Innovation and Speciation: new amphibious whale found or not (Evolution)

by David Turell @, Sunday, September 05, 2021, 14:55 (1174 days ago) @ David Turell

Previous presentation:

In Egypt where a very early group of whale fossils exist, forty million years ago:

https://phys.org/news/2021-08-egyptians-fossil-amphibious-whale.html

"The fossil was found in the Fayum region, a part of Egypt that was once covered by sea and is home to Whale Valley, a UNESCO World Heritage site.

"The newly discovered species, which was more than three metres (10 feet) long and weighed about 600 kilograms (about 1,320 pounds), has been named Phiomicetus anubis.

The problem is the actual fossil found:

https://royalsocietypublishing.org/doi/full/10.1098/rspb.2021.1368

"The new species is based on a partial skeleton, revealing the most basal protocetid whale known from Africa. Moreover, the new specimen further shows that early protocetid whales were more diversified in their anatomy and feeding behaviour than was previously thought."

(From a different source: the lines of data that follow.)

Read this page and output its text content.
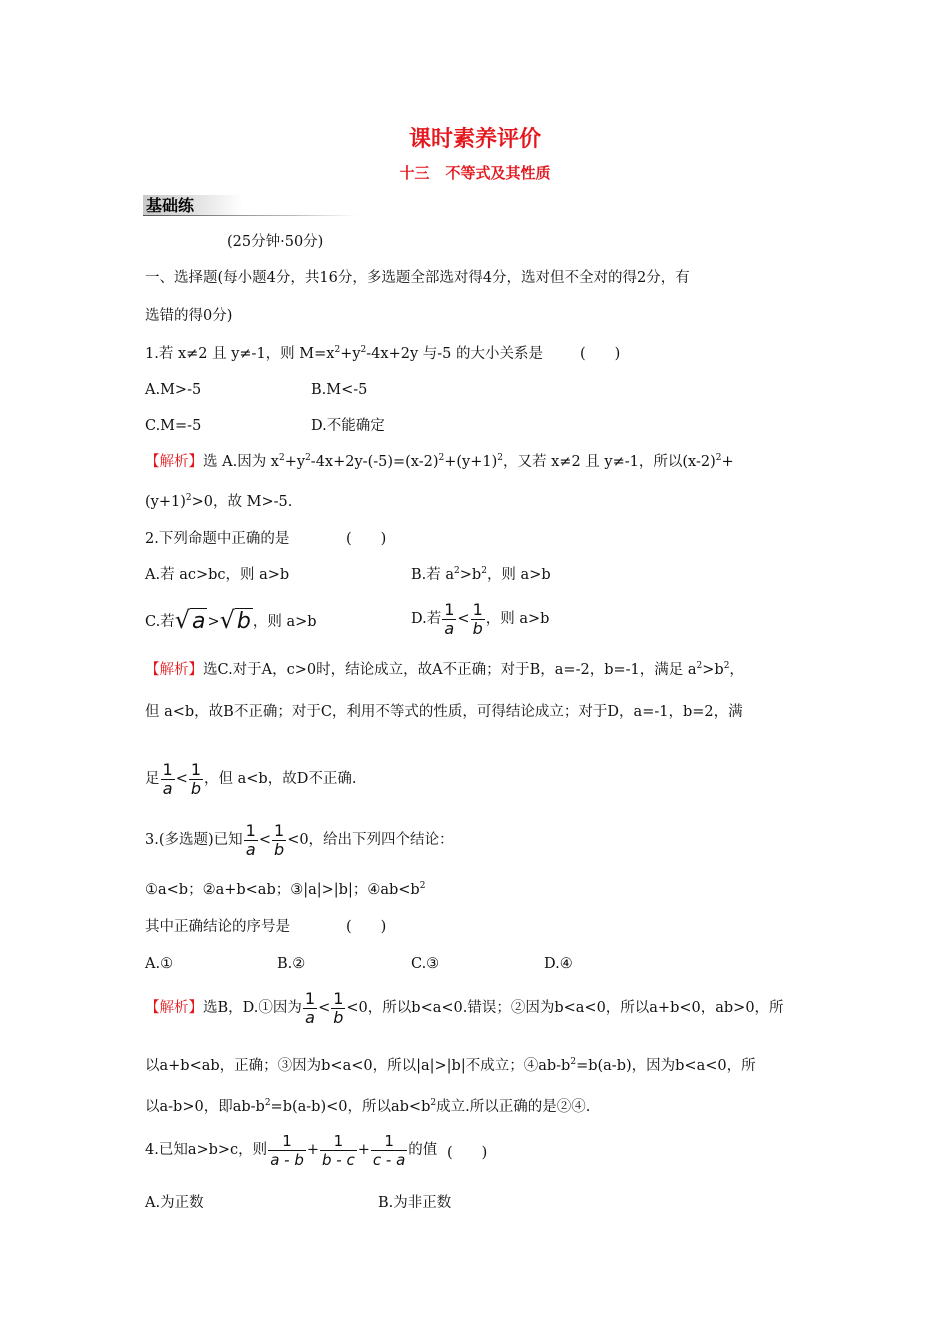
课时素养评价
十三 不等式及其性质
基础练
(25分钟·50分)
一、选择题(每小题4分，共16分，多选题全部选对得4分，选对但不全对的得2分，有
选错的得0分)
1.若 x≠2 且 y≠-1，则 $M=x^2+y^2-4x+2y$ 与-5 的大小关系是	(　　)
A.M>-5	B.M<-5
C.M=-5	D.不能确定
【解析】选 A.因为 $x^2+y^2-4x+2y-(-5)=(x-2)^2+(y+1)^2$，又若 x≠2 且 y≠-1，所以$(x-2)^2+$
$(y+1)^2>0$，故 M>-5.
2.下列命题中正确的是	(　　)
A.若 ac>bc，则 a>b	B.若 $a^2>b^2$，则 a>b
C.若√a >√b ，则 a>b	D.若 $\frac{1}{a} < \frac{1}{b}$ ，则 a>b
【解析】选C.对于A，c>0时，结论成立，故A不正确；对于B，a=-2，b=-1，满足 $a^2>b^2$，
但 a<b，故B不正确；对于C，利用不等式的性质，可得结论成立；对于D，a=-1，b=2，满
足 $\frac{1}{a} < \frac{1}{b}$ ，但 a<b，故D不正确.
3.(多选题)已知 $\frac{1}{a} < \frac{1}{b} <0$，给出下列四个结论：
①a<b；②a+b<ab；③|a|>|b|；$④ab<b^2$
其中正确结论的序号是	(　　)
A.①	B.②	C.③	D.④
【解析】选B，D.①因为 $\frac{1}{a} < \frac{1}{b} <0$，所以b<a<0.错误；②因为b<a<0，所以a+b<0，ab>0，所
以a+b<ab，正确；③因为b<a<0，所以|a|>|b|不成立；④ab-$b^2=b(a-b)$，因为b<a<0，所
以a-b>0，即$ab-b^2=b(a-b)<0$，所以$ab<b^2$成立.所以正确的是②④.
4.已知a>b>c，则 $\frac{1}{a - b} + \frac{1}{b - c} + \frac{1}{c - a}$ 的值 (　　)
A.为正数	B.为非正数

Comment: Please download the article and see the fossil bones (in red) found and the imagined rest; the head and snout, a sixth vertebrae and a couple ribs!!! The head apparently is similar to other previously found fossils. Note the second illustration which shows its placement in the whale series where amazingly legs disappear in earlier forms and reappear in this fossil. How? Why are legs reimagined?

The ID take:
https://evolutionnews.org/2021/09/evolutionary-imagination-and-belief-drive-false-claim...

"Was It a Whale?
Consistent with all of this, the paper notes in the abstract that what they did find was “a partial skeleton,” later stating, “The new species is based on a partial skeleton.” A complete description of the bones is provided later in the paper as follows:

"an associated partial skeleton of a single individual including the cranium, the right mandible, incomplete left mandible, isolated teeth, the fifth cervical, and the sixth thoracic vertebrae and ribs. The holotype is the only known specimen.

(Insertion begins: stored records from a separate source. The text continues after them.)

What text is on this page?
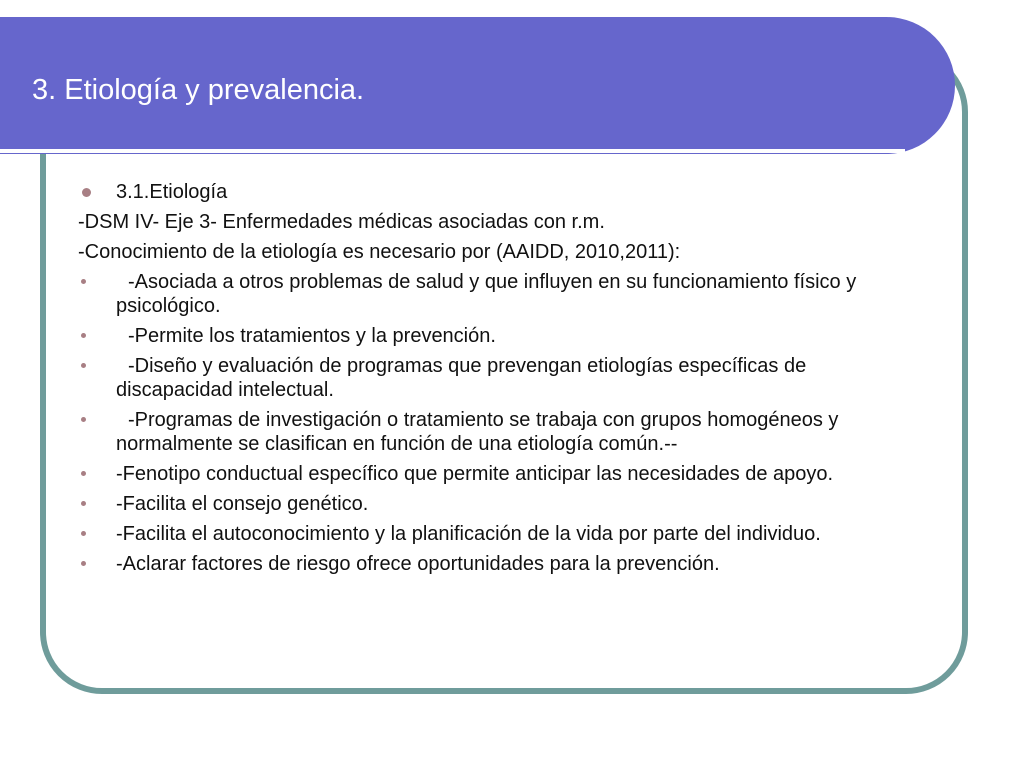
3. Etiología y prevalencia.
3.1.Etiología
-DSM IV- Eje 3- Enfermedades médicas asociadas con r.m.
-Conocimiento de la etiología es necesario por (AAIDD, 2010,2011):
-Asociada a otros problemas de salud y que influyen en su funcionamiento físico y psicológico.
-Permite los tratamientos y la prevención.
-Diseño y evaluación de programas que prevengan etiologías específicas de discapacidad intelectual.
-Programas de investigación o tratamiento se trabaja con grupos homogéneos y normalmente se clasifican en función de una etiología común.--
-Fenotipo conductual específico que permite anticipar las necesidades de apoyo.
-Facilita el consejo genético.
-Facilita el autoconocimiento y la planificación de la vida por parte del individuo.
-Aclarar factores de riesgo ofrece oportunidades para la prevención.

"Perhaps this organism had four legs. Perhaps it had flippers. Perhaps it was closely related to whales. Perhaps it has nothing to do with whales. No one really knows. The simple fact of the matter is that we know hardly anything about this creature because, again, so very little of it was found. Forcing this species into an evolutionary paradigm to fit preconceived ideas about cetacean evolution, and promulgating headlines about a “four-legged whale,” is beyond belief. Actually, I take that back. Belief — belief in an evolutionary paradigm — is the thing that’s driving these headlines.

"Imagination. Belief. That’s putting it politely, which I insist upon doing. We all have imaginations, and we all have beliefs. So in that sense this is understandable. But if I weren’t so polite, a variety of other terms could be used to describe telling the public this fossil represents a “four-legged whale.'”

Comment: And we should trust Darwinist "findings"?